Keesokan paginya Ny. Amara kembali ke dalam kamar Zahra setelah semalaman menunggu Yang Zi melahirkan dan membantu menjaga bayinya.
Ceklek!
Ny. Amara tersenyum bahagia melihat pemandangan di depannya, ia melihat putra dan menantunya masih tertidur pulas di atas brankar dengan posisi saling memeluk satu sama lain.
Perlahan Ny. Amara berjalan mendekati brankar dan membangunkan Zain dengan pelan takut jika suaranya juga akan membuat menantunya ikut terbangun.
“Zain,” panggil Ny. Amara lirih tepat di telinga putranya. Namun sepertinya Zain sama sekali tidak terganggu oleh ibunya itu.

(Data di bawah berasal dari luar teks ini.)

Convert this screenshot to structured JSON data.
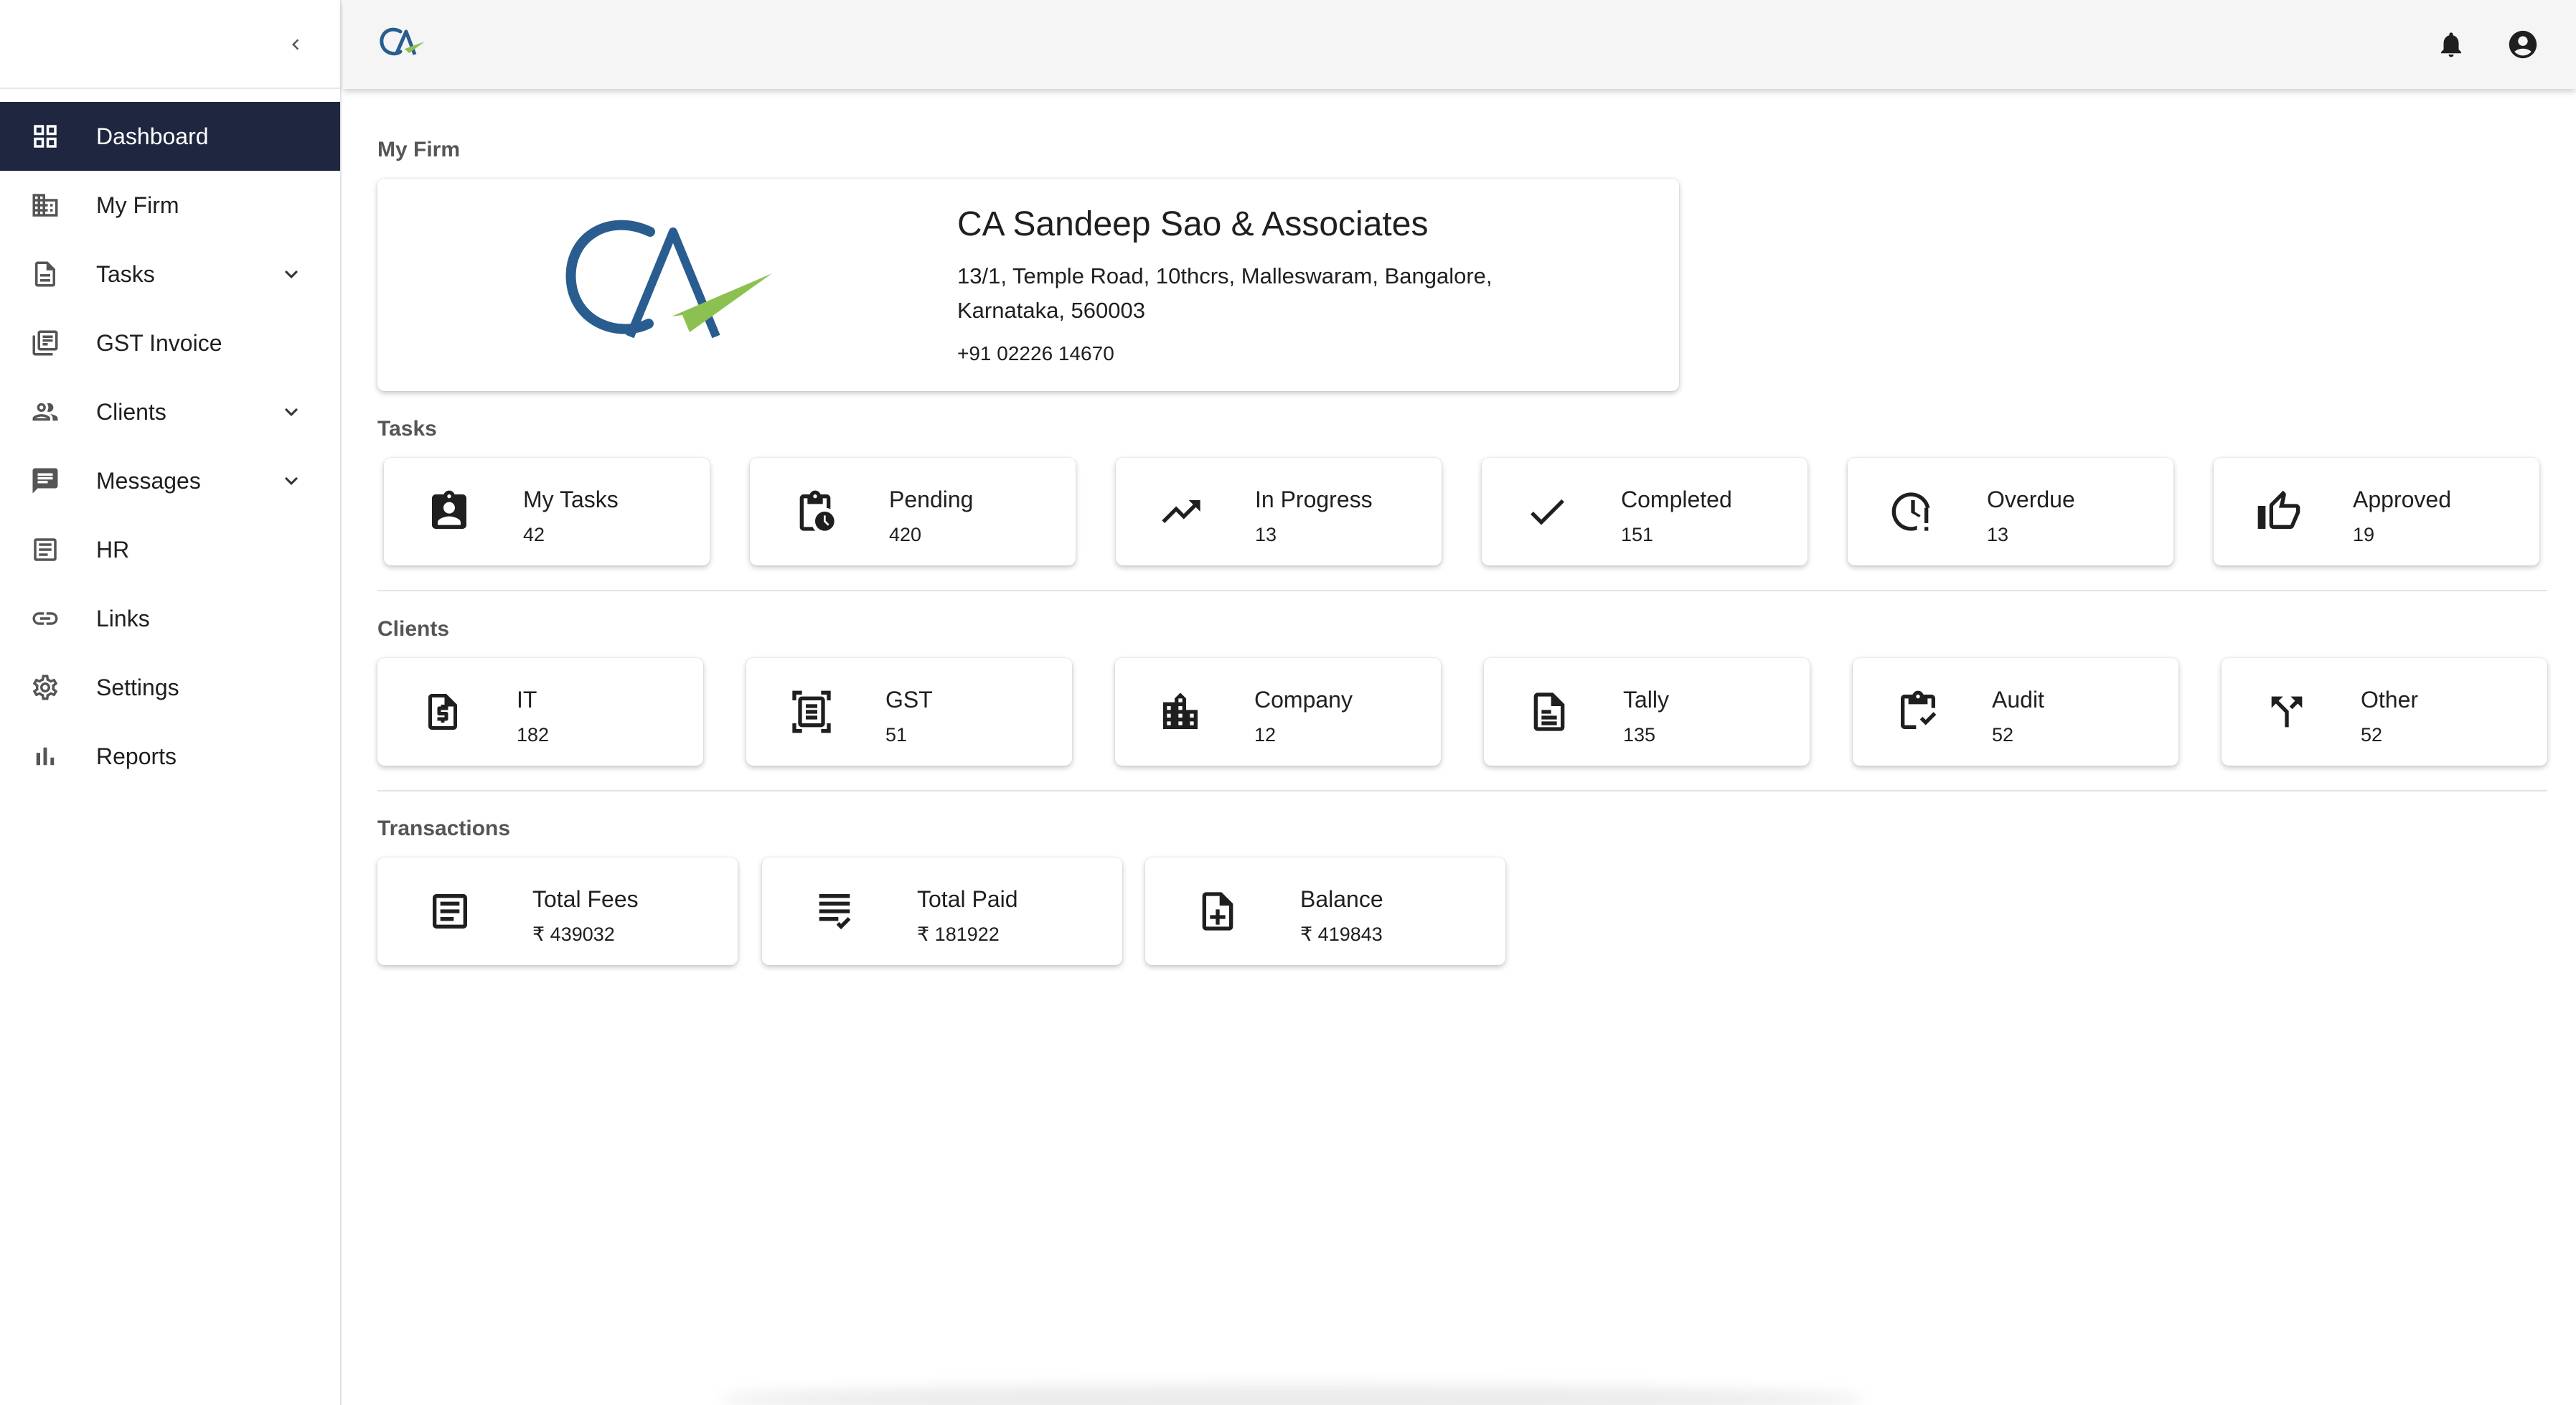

“Zain!” bisik Ny. Amara sedikit lebih keras, kali ini ia juga menepuk-nepuk pelan bahu putranya.
Pada panggilan yang ke sekian kalinya, Ny. Amara baru berhasil membangunkan Zain tanpa membangunkan menantunya.
“Eugh! Sekarang jam berapa, Mom?” tanya Zain dengan suara seraknya khas bangun tidur.
“Sudah jam 7, cepat bangun dan bergegaslah untuk mandi. Kamu pasti belum mandi sejak kemarin, kan?” tanya Ny. Amara menyelidik.
“Hmm,” jawab Zain singkat. Ia lalu dengan hati-hati memindahkan tangan istrinya yang masih melingkar di tabuhnya.
“Eugh!”
“Sssttt ... tidurlah, sstt.” Zain membelai kepala istrinya agar kembali tertidur.
“Ali sudah membawakan pakaian ganti untukmu.” Ny. Amara menunjuk paper bag yang ada di atas sofa.
Dengan malas Zain meraih paper bag tersebut dan berjalan menuju kamar mandi. Sedangkan Ny. Amara terlihat sibuk menata makanan yang di bawa oleh Ali di atas meja.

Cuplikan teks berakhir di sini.